Il n’est pas dans notre intention de relever tous les sujets qui ont été traités par le musées de science sur ces problèmes de l’environnement ; nous nous contenterons d’illustrer quelques-uns d’entre eux, notamment ceux qui ont fait l’objet d’une partie de l’activité du Palais de la Découverte.

Rappelons d’abord les buts des musées et les moyens qu’ils mettent en œuvre. Les musées de sciences doivent de plus en plus devenir les « antennes » de la recherche scientifique ; ils constituent de véritables services de « relations extérieures » d’une grande efficacité. Ils peuvent en effet préparer le public aux opérations « porte ouverte » en jouant le rôle du troisième homme » ; ils sont non seulement des centres d’information actifs ouverts en permanence mais aussi des centres éducatifs.

Le Palais de la Découverte a été l’un des premiers établissements culturels créés dans cette optique. Chaque jour, de jeunes universitaires présentent aux visiteurs une centaine d’expériences scientifiques avec le souci de la plus grande rigueur et en s’efforçant de donner toutes les explications voulues en termes clairs et précis pour être compris de tous les auditeurs quel que soit le niveau de culture de ceux-ci. Des expositions sur les thèmes choisis comportent non seulement des tableaux de textes illustrés de schémas et de photographies, des maquettes, des pièces de collection mais aussi des expériences scientifiques commentées régulièrement auxquelles, dans toute la mesure du possible, le visiteur peut participer. À cette occasion, une documentation est sélectionnée, des brochures rédigées par des spécialistes sont publiées, des films sont présentés, des conférences-débats sont organisées pour différents publics, non seulement au siège de l’établissement mais aussi dans les établissements scolaires et les centres éducatifs. Toute cette animation est ouverte au plus large public au sein duquel les élèves des établissements d’enseignement, les membres d’associations éducatives bénéficient de visite en groupe spécialement organisées. Dans toute la mesure du possible, ces expositions sont prévues pour être itinérantes afin de donner le maximum de rentabilité aux efforts investis. La mission d’information de telles opérations est complétée par une mission éducative surtout auprès des jeunes à qui on propose un programme d’occupation de leurs loisirs comportant des travaux de laboratoire, des excursions scientifiques d’observation de la nature, de récolte d’échantillons analysés et collectionnés, des réunions-débats ; la curiosité ainsi éveillé est stimulée par des prix récompensant les contributions les plus originales sous forme de travaux personnels ou de groupe. Les exemples qui suivent constituent des applications récentes de ces concepts.

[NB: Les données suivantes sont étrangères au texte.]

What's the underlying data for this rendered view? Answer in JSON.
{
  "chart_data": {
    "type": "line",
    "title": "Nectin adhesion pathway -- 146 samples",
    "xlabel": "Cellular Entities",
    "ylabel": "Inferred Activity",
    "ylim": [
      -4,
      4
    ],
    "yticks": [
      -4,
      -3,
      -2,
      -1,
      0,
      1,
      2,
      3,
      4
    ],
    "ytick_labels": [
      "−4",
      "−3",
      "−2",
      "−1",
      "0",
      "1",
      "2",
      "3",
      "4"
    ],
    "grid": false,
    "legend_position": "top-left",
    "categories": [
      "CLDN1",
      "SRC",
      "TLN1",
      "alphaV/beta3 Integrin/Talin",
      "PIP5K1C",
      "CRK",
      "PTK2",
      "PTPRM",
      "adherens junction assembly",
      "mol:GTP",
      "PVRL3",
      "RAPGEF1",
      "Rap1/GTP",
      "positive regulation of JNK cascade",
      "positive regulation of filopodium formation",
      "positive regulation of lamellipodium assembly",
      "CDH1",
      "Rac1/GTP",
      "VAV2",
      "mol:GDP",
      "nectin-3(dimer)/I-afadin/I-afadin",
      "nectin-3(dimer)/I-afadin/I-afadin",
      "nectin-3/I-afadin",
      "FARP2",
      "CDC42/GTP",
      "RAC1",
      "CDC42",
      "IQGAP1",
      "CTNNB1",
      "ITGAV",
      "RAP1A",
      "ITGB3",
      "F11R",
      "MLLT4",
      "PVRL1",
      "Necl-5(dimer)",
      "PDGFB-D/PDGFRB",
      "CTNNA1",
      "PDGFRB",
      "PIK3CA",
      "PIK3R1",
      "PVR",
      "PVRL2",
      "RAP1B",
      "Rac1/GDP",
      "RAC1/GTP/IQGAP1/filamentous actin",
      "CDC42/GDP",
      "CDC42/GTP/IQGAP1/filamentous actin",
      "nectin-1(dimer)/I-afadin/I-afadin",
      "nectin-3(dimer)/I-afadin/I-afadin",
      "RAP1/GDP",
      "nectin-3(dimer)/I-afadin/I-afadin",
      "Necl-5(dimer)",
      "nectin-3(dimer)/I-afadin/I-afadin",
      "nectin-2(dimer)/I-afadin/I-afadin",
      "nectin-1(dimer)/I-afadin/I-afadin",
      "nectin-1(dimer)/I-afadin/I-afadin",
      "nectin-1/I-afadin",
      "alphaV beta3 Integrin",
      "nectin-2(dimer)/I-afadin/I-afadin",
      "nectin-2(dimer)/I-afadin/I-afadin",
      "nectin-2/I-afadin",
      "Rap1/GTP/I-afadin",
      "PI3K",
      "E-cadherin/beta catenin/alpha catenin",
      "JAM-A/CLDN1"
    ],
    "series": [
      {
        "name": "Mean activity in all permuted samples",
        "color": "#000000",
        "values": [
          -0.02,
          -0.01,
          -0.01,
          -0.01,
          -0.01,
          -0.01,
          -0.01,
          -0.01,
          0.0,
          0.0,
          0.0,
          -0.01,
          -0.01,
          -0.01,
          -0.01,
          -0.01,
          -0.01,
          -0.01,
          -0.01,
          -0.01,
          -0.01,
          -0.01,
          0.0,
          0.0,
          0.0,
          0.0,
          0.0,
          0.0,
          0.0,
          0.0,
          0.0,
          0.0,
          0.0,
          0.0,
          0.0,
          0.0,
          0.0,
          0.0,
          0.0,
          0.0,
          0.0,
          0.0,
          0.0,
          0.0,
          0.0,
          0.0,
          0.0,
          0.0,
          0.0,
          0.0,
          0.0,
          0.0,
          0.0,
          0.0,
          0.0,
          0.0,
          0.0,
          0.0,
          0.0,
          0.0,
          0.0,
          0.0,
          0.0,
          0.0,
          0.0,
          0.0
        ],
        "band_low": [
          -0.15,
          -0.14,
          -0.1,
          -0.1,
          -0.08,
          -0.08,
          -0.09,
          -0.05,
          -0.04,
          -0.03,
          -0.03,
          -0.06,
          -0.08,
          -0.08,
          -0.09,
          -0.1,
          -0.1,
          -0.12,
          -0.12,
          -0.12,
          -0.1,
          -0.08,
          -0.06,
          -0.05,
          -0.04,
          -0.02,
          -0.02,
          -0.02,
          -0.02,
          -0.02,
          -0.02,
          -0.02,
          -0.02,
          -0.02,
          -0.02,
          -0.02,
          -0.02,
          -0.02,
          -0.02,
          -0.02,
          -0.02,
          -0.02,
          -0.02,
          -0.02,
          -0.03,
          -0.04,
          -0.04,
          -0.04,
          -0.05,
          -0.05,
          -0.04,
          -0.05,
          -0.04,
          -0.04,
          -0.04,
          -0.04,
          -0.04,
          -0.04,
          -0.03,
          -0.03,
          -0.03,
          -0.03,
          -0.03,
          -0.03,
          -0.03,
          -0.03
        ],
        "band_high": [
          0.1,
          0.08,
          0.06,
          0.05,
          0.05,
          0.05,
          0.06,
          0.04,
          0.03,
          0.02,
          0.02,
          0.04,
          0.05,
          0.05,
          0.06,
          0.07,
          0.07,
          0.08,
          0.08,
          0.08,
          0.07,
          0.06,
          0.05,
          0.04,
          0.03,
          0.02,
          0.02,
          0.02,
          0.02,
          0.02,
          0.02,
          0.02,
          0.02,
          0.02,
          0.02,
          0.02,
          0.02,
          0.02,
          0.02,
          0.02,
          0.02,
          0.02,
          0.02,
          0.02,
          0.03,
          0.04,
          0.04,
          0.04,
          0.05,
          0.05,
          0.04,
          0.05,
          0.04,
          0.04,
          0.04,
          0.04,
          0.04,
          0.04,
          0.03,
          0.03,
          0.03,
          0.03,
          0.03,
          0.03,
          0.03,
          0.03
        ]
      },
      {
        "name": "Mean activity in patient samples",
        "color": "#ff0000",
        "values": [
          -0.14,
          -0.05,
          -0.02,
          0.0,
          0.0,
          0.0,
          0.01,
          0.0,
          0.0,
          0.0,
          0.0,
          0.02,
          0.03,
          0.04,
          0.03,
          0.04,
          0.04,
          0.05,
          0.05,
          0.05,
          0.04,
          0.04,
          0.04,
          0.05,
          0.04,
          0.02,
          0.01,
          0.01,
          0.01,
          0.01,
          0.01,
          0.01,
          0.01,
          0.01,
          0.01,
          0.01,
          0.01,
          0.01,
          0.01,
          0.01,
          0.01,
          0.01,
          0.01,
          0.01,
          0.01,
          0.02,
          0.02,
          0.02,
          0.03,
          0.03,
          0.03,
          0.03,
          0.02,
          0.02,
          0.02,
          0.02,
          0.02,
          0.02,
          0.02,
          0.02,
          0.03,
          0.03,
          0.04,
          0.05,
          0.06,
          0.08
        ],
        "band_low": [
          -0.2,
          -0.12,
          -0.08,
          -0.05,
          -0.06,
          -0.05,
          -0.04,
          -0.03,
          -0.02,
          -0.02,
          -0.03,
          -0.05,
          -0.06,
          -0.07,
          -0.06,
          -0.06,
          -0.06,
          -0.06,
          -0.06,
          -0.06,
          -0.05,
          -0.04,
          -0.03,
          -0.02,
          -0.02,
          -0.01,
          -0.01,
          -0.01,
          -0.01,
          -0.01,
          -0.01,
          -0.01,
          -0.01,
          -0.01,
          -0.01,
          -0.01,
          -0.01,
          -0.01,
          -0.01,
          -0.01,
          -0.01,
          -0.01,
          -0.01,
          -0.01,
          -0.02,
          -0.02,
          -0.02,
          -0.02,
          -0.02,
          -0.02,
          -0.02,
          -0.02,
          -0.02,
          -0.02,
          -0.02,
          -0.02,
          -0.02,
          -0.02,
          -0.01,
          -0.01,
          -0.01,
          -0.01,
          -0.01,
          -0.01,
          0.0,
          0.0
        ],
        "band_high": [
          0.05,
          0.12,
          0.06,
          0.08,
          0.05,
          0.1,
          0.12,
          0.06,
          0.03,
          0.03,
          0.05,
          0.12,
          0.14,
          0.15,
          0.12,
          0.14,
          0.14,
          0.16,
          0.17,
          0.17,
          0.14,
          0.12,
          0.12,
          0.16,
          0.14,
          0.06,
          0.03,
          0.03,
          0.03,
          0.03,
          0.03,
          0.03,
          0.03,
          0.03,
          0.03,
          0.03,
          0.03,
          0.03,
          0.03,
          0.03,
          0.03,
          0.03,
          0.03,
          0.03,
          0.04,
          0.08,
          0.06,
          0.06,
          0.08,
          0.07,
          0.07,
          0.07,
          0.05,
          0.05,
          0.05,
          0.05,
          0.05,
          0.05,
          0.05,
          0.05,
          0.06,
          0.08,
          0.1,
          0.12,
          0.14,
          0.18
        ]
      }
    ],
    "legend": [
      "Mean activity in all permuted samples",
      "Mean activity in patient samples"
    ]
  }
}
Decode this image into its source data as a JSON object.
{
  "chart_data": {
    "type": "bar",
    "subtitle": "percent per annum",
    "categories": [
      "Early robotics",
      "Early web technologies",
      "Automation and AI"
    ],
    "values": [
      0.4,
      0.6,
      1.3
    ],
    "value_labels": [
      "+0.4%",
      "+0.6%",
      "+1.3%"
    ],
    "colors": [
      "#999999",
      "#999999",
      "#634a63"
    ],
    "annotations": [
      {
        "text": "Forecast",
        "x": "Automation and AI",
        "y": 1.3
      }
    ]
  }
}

Du 15 février au 31 août 1971, une exposition intitulée L’eau et la vie a été réalisée avec la participation de nombreux organismes publics et industriels. Cette exposition comportait plusieurs parties qui traitaient : de l’importance de la nature et des propriétés de l’eau des points de vue physique, chimique, biologique ; du cycle de l’eau ; des ressources et des besoins ; des méthodes d’extraction ; de la pollution des eaux superficielles et souterraines et des eaux marines ; de la lutte contre la pollution ; du traitement de l’épuration des eaux usées. Elle a donné lieu à la publication d’une brochure constituant une mise au point de l’état actuel des problèmes concernant l’eau et dans laquelle on trouve un chapitre sur l’information et documentation, la propagande faite en faveur de la protection des eaux, l’éducation du public et surtout des jeunes et une importantes bibliographies (périodiques spécialisés, ouvrages de base, films, contres de documentation). Des conférences avaient été prononcées sur : Une politique de la protection des milieux naturels, La pollution des rivières, La mer et l’homme, L’eau, milieu biologique, … De nombreux films avaient été projetés ; des exposés illustrés d’expériences avaient été faits dans des centres professionnels ou d’animation culturelle.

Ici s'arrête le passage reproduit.